Oui ! C’est préférable, je ne veux pas être confronté à ces deux-pattes !
Oui, mais enfin, bon ! Vous avez des réflexes de deux-pattes, notez-le (admettez-le)…
Comment ça ?
Oui, de réclamer pour une goutte d’eau, c’est un réflexe de deux-pattes !
Ah ben, Monsieur, je viens d’un endroit, où quand l’on donne sa parole, venir ici, voilà, vous irez ici et vous aurez ceci, cela… cela se passe comme c’est dit, sans autre… aucune autre forme de procès. Alors je viens par ici et c’est différent ! C’est en permanence des conflits, comprenez-moi !
Enfin ! C’est un conflit minime toutefois !
Minime, minime ! Je voudrais vous y voir ? Je serais, admettons, plus petit et que je reçoive cette goutte, ben elle aurait pu me bousculer, me faire tomber, voire me faire périr !
Oh ! C’est peu probable, en général, l’eau qui tombe est bienfaitrice, ici !
Ah bon, vous croyez ?
Oui, c’est… ce sont des molécules d’un liquide qui permet la vie !
Aaah ?
N’êtes-vous pas vivant vous-même ?
Euh ! Je me suis jamais posé cette question ? Tiens, c’est intéressant ce que vous me dites là ? Il faudrait que je demande…
Vous avez une forme tout à fait comparable aux formes vivantes sévissant ici !
Ah ! Vous croyez ?
Oui, je trouve !
Et vous-même, vous seriez du coin ?
Oui, je suis du coin, et je suis de la famille des deux-pattes !
Ah ah ! Donc vous les connaissez bien ?
Oh oui, ça ! Je les connais !
Votre réflexion me semble pas flatteuse, pour eux ?
C’est vrai !
On dirait qu’ils vous en font voir de toutes les couleurs ?
C’est pas faux non plus !
Qu’ils vous ennuient quelque peu, je dirais ! Je soubu… je subodore cet état d’esprit ?
Eh bien, vous faites bien ! C’est pas faux !
Vous m’en diriez plus ?
Oh pfft ! Vous pourriez lire simplement ma littérature, celle que je rédigeai naguère à ce propos ? Vous verrez, elle est édifiante sur le sujet !
Mais dites-moi en plus, cela m’intéresse, que je m’instruise du lieu ! Que je comprenne enfin pourquoi les gouttes tombent, comme ça, à l’improviste, sans prévenir… elles auraient un petit écriteau, « Attention ! Une goutte va arriver sur vous, voulez-vous vous dévier ? »
Mais cela se passe trop vite, votre trajectoire ne peut être anticipée, tout comme celle de la goutte ! Vous rendez compte, l’énergie qu’il faudrait pour avertir celui qui la recevrait ? Ici, la goutte, elle est bienfaitrice, elle n’est pas néfaste, sauf quand la goutte devient très grosse et s’apparente à ce que l’on appelle des tsunamis, par exemple, c’est-à-dire des mouvements d’eaux colossaux portés par le vent et les tremblements de la terre, qui se secoue un peu à certains endroits, comme un frisson local.
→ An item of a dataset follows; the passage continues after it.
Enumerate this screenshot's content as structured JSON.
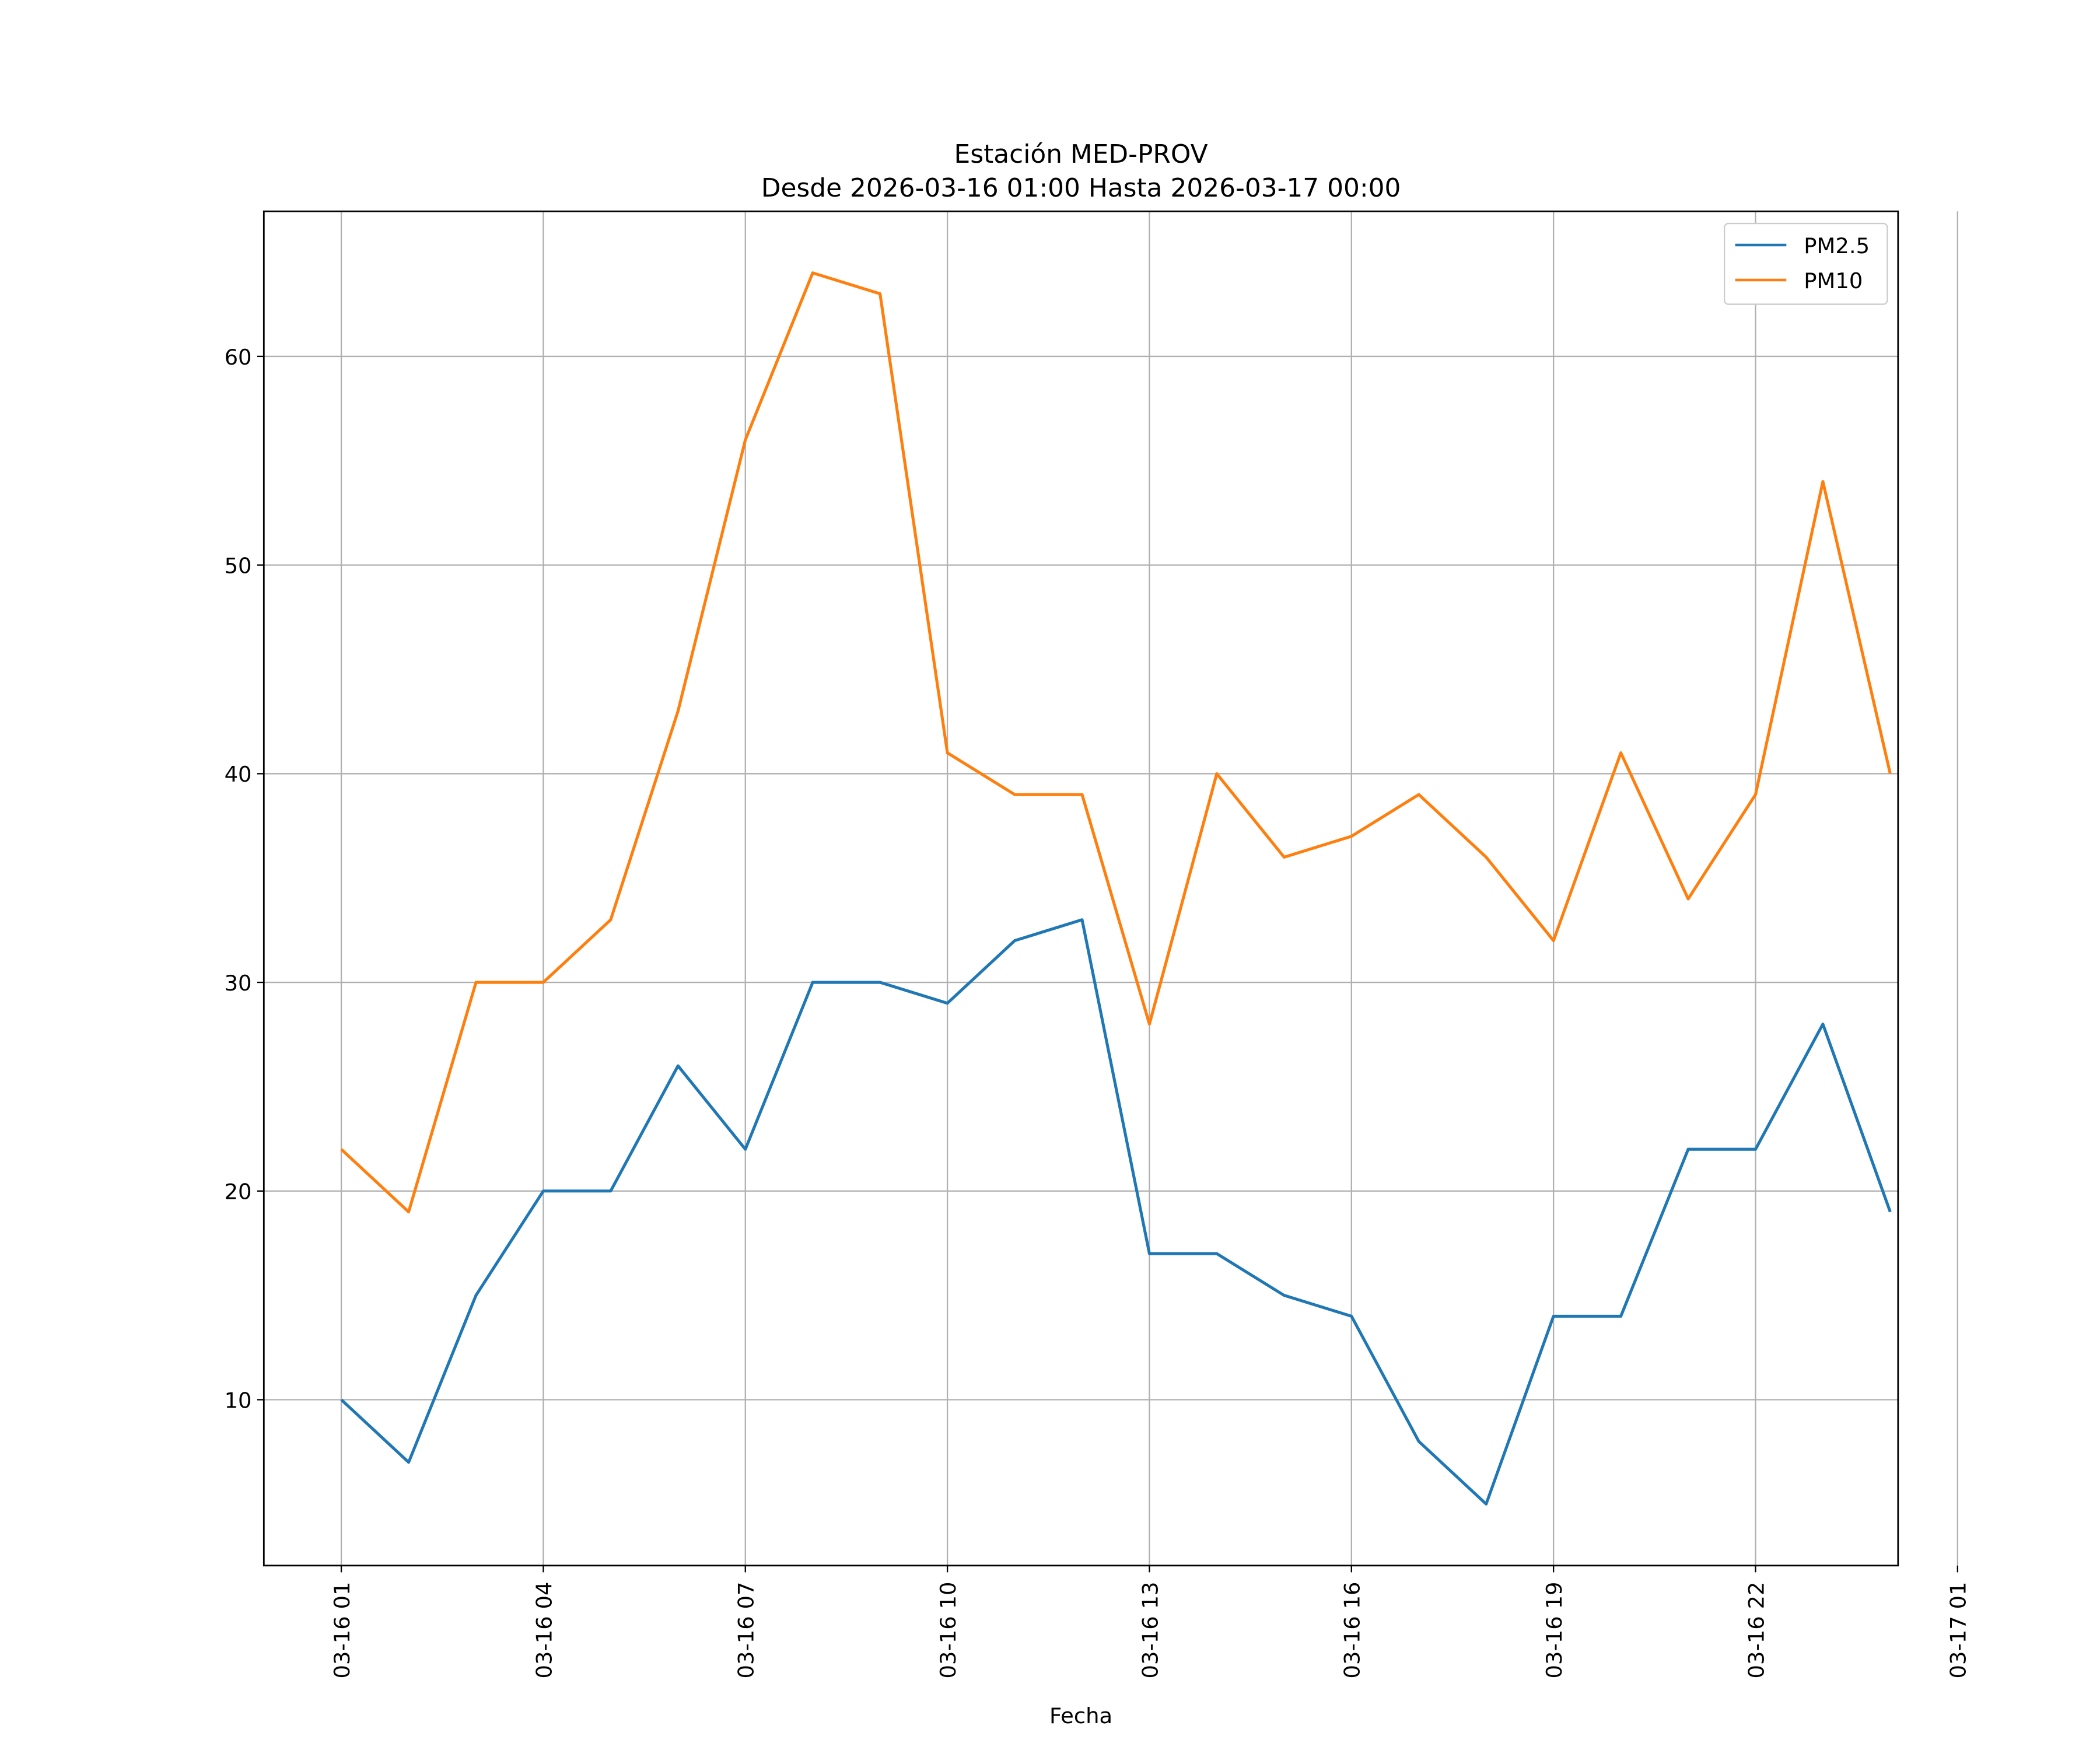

Créer de tels tremblements à l’échelle des deux pattes, que des vagues géantes, des milliards et des milliards de gouttes d’eau réunies vont se déverser sur les côtes, sur les îles, et dévaster la plupart des endroits, ainsi… ainsi, ainsi recouverts !
Vous cherchiez votre mot ?
Oui !
Vous ne l’avez pas trouvé exactement ?
Oui ! Je suis en manque d’inspiration, je n’ai pas d’oiseaux qui chantent autour de moi et je me sens toujours un peu bête, dans ces moments-là !
Ah ! Il faut donc des oiseaux pour vous guider ? … n’êtes rien sans eux, peu de choses ?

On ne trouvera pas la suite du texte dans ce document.